Global Attention with Linear Complexity for Exascale Generative Data Assimilation in Earth System Prediction
It addresses the scalability bottleneck in data assimilation for Earth system prediction, enabling unprecedented resolution and uncertainty quantification for extreme weather events.
This work introduces a generative data assimilation framework that reformulates the problem as Bayesian posterior sampling, achieving 1.6 ExaFLOP sustained performance on 32,768 GPUs and scaling to 20 billion spatiotemporal tokens for km-scale global modeling over 177k temporal frames.

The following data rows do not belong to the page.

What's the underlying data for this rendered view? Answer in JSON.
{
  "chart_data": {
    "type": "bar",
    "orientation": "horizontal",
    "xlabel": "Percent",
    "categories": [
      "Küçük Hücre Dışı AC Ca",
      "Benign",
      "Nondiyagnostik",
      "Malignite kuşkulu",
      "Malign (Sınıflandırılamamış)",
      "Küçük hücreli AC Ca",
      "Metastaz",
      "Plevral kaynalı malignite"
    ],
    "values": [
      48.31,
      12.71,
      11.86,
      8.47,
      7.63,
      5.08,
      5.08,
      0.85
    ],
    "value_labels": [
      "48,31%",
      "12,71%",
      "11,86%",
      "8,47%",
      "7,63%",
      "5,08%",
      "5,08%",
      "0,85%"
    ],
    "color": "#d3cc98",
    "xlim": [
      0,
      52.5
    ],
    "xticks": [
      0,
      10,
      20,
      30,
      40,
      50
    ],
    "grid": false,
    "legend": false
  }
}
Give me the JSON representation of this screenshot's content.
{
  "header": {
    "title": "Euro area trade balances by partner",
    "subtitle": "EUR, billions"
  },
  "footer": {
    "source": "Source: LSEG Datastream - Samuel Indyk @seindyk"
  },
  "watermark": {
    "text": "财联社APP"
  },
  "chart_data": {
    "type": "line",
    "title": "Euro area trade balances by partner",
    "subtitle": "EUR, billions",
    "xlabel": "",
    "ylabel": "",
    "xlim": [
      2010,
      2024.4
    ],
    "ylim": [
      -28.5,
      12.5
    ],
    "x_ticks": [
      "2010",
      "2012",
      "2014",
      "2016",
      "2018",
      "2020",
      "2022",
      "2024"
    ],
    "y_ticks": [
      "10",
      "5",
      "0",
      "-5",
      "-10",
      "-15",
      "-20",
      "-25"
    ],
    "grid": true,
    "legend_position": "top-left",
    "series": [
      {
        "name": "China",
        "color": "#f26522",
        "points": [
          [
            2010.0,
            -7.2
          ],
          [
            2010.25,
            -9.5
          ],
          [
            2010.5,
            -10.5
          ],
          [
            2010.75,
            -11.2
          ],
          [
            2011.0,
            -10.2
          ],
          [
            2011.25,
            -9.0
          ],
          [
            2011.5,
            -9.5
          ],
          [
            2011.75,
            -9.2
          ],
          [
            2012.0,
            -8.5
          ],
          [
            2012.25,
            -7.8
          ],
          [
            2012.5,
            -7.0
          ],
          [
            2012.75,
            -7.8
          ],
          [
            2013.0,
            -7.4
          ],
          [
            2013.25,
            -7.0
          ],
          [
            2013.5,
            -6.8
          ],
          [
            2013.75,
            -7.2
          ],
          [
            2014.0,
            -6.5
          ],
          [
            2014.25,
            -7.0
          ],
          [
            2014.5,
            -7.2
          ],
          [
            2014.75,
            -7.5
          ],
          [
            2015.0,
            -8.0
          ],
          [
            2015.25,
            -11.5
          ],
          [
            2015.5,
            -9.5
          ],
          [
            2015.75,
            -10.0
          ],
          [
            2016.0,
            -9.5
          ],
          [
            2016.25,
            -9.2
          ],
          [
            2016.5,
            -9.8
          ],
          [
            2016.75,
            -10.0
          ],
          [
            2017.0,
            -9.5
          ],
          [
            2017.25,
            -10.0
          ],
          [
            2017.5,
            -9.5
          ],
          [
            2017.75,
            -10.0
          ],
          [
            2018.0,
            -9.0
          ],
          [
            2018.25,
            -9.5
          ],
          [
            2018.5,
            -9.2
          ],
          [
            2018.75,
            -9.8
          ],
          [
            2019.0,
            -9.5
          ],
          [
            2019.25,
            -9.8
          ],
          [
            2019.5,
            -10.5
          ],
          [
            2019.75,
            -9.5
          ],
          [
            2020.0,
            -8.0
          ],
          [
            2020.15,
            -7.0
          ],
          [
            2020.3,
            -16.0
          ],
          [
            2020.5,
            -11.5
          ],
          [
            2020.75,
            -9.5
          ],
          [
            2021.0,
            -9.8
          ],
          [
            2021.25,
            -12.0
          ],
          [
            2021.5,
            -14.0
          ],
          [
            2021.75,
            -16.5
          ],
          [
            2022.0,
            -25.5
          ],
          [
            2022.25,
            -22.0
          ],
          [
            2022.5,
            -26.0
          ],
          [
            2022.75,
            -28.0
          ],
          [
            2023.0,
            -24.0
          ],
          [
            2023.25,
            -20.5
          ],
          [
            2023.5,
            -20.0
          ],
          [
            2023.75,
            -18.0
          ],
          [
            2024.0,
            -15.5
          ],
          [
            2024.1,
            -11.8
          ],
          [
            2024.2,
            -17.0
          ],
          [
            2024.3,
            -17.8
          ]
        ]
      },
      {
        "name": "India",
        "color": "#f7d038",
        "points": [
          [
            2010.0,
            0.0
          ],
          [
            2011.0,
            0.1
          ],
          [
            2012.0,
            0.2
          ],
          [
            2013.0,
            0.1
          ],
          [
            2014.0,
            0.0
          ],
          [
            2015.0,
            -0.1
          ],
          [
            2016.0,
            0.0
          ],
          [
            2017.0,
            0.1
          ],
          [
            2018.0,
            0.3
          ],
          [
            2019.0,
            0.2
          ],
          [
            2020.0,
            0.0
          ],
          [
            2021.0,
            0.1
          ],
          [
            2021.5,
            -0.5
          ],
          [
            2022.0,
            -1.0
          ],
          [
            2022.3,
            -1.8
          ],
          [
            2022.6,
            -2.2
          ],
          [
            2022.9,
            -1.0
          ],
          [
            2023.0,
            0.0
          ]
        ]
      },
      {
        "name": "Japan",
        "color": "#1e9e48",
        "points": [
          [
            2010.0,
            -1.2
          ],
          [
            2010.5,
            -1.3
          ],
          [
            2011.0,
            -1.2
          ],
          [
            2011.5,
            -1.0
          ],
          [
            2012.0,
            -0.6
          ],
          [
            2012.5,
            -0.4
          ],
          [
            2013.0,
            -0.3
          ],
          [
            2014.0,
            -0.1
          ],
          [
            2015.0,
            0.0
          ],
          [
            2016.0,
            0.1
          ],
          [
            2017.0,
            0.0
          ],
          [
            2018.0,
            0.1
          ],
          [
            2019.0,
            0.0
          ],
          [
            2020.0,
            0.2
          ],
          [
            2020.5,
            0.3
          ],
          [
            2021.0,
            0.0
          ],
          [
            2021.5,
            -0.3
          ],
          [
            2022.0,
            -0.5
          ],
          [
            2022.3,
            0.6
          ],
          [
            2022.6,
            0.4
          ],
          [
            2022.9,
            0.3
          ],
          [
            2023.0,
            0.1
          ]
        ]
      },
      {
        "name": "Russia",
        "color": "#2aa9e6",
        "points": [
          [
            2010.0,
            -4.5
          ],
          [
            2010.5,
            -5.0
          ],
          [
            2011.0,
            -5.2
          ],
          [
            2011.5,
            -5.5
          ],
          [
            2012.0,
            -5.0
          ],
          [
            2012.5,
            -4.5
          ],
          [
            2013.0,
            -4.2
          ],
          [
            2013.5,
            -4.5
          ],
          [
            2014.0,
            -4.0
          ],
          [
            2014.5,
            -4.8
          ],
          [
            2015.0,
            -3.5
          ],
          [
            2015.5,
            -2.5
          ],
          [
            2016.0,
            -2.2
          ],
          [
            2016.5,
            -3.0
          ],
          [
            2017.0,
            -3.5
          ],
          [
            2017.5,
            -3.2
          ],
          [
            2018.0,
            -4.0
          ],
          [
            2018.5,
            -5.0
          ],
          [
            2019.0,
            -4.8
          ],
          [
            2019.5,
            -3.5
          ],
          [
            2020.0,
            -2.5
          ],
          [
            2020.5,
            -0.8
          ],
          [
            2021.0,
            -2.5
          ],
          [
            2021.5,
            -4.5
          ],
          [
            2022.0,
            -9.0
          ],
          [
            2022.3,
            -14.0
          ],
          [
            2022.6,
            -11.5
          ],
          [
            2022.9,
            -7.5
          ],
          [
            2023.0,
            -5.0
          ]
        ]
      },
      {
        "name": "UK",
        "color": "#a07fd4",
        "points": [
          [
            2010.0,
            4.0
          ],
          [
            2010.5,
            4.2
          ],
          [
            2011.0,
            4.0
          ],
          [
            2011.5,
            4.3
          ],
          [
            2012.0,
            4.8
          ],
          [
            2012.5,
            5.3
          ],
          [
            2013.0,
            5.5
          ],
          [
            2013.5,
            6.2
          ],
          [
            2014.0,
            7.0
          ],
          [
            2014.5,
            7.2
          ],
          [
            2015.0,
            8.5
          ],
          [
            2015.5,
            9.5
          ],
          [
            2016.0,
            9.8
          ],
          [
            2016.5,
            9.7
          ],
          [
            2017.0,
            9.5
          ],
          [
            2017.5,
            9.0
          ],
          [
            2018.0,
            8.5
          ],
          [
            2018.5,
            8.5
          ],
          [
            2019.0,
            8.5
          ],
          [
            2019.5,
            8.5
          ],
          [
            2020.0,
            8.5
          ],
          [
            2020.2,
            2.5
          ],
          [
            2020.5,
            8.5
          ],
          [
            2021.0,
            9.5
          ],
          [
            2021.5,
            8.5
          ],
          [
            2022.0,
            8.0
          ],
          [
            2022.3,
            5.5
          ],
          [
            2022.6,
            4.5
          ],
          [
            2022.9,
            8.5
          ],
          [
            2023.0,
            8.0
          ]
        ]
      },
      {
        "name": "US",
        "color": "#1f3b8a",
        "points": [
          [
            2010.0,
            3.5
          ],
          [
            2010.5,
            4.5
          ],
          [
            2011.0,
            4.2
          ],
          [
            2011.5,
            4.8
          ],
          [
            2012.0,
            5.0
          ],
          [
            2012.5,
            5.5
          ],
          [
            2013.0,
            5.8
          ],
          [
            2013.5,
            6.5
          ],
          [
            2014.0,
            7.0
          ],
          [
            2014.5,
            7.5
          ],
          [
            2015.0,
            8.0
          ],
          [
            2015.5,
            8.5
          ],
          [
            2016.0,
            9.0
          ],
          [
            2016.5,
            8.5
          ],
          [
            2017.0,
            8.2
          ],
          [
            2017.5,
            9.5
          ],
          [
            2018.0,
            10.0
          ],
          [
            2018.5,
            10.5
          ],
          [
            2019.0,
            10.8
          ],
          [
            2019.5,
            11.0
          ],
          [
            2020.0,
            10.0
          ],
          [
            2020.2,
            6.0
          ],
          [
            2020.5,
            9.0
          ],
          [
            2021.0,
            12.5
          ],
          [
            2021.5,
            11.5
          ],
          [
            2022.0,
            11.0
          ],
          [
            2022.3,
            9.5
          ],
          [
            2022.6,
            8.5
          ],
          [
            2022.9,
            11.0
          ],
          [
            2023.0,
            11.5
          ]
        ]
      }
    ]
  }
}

Accurate weather and climate prediction relies on data assimilation (DA), which estimates the Earth system state by integrating observations with models. While exascale computing has significantly advanced earth simulation, scalable and accurate inference of the Earth system state remains a fundamental bottleneck, limiting uncertainty quantification and prediction of extreme events. We introduce a unified one-stage generative DA framework that reformulates assimilation as Bayesian posterior sampling, replacing the conventional forecast-update cycle with compute-dense, GPU-efficient inference. At the core is STORM, a novel spatiotemporal transformer with a global attention linear-complexity scaling algorithm that breaks the quadratic attention barrier. On 32,768 GPUs of the Frontier supercomputer, our method achieves 63% strong scaling efficiency and 1.6 ExaFLOP sustained performance. We further scale to 20 billion spatiotemporal tokens, enabling km-scale global modeling over 177k temporal frames, regimes previously unreachable, establishing a new paradigm for Earth system prediction.